Tenía siete años. Estaba jugando en la acera del frente de mi casa cuando la vi: en el árbol estaba posada una tortolita, se limpiaba sus plumas. Emocionado busqué en mis bolsillos el palito de bombón y el caucho, recogí del suelo una piedra redonda y cargué el arma.  Observé al pájaro desprevenido, tensioné el caucho, cerré mi ojo izquierdo para afinar la puntería y disparé. Cuál no sería mi sorpresa al ver que el animal caía arrastrando con él algunas hojas y pequeñas ramas, normalmente mi puntería no era tan buena. Estaba aterrado. Miré a mi alrededor para confirmar que nadie me hubiera visto.

Corrí a auxiliar al pájaro que se sacudía en el suelo. La acera estaba vacía y se estaba haciendo tarde. Tomé la tortola en mis manos deteniendo sus sacudidas. Revisé que no hubiera sangre en su cuerpo y la puse de nuevo en el tronco del que había caído en un afán por devolver el tiempo. Pero, para confirmar lo absurdo de esta idea, el animal cayó del árbol. Lo recogí de nuevo y lo miré a los ojos, me percaté de que estaban rojos, llenos de sangre, muestra de que su interior estaba destrozado.

Dejé el ave al lado del tronco y corrí hacia mi casa. Mi abuela veía una telenovela y ni reparó en el terror que me embargaba. Fui donde mi hermana mayor y le dije:

—Flaca, míreme a los ojos. ¿Me ve algo raro?
—Nada, deje de estar jodiendo— respondió de mala gana.

Ella no sabía que con esta pregunta yo intentaba confirmar ese dicho popular según el cual el asesino se reconoce por la mirada. Sin embargo, su respuesta, carente de un análisis detallado de mis facciones, no me hizo sentir mejor.

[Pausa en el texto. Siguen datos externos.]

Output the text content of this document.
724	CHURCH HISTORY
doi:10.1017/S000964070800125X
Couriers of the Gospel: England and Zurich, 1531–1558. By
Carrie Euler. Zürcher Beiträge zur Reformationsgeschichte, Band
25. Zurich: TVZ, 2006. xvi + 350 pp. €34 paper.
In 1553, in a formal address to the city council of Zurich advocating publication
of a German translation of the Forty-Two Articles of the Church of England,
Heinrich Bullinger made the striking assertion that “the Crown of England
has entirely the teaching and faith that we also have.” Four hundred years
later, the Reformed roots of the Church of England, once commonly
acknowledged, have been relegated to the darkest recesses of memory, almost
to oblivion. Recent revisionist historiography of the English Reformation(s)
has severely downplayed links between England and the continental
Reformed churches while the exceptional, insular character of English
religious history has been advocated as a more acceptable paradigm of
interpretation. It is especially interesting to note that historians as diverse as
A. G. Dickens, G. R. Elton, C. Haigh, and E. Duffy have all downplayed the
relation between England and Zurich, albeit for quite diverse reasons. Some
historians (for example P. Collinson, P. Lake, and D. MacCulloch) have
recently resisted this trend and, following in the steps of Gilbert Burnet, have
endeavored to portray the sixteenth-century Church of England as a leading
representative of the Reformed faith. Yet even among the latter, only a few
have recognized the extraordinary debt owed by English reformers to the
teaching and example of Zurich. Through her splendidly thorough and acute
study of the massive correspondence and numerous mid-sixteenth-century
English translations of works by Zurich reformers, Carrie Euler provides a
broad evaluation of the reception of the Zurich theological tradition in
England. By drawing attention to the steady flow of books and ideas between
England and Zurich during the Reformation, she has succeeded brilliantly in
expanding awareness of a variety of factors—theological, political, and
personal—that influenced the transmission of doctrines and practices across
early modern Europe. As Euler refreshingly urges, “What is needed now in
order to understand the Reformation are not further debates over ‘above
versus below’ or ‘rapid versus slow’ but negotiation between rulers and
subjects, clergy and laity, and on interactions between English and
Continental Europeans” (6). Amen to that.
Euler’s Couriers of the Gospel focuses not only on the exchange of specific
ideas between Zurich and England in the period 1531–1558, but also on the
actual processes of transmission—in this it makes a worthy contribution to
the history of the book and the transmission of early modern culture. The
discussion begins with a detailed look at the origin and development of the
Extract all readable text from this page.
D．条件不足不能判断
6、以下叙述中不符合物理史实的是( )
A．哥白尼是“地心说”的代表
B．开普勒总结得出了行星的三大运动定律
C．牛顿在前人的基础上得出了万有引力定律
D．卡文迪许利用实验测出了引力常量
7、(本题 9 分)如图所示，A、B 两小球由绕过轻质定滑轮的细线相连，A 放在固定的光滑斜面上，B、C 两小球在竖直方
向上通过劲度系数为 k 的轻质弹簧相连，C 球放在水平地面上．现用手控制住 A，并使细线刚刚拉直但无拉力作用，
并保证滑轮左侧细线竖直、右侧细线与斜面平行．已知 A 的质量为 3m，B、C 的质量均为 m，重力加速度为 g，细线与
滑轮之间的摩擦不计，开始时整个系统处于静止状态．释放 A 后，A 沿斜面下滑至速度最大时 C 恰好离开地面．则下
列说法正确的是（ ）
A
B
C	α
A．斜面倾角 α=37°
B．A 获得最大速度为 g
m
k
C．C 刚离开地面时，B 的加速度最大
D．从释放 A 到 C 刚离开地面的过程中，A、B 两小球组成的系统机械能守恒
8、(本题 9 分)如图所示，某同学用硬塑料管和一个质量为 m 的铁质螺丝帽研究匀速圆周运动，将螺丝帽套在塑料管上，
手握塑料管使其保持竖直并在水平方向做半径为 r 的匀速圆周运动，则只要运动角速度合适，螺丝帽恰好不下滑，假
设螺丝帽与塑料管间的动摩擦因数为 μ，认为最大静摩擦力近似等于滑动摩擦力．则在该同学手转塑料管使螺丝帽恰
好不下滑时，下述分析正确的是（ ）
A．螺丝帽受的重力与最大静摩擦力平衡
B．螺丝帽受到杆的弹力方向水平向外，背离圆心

Escuché que mi abuela me gritaba desde la sala “José, báñese en lugar de estar llenando la casa de mugre. Vea que tiene esos zapatos llenos de tierra”. Yo, más obediente que nunca, me metí a la ducha. Quizá el chorro frío podría ayudarme a limpiar mis malas acciones. Luego del baño, fingí un dolor de estómago para saltarme la cena y me fui a la cama. Casi que no logro conciliar el sueño. Recuerdo muy bien que ese día fue la última vez que sentí compasión y remordimiento por una de mis víctimas.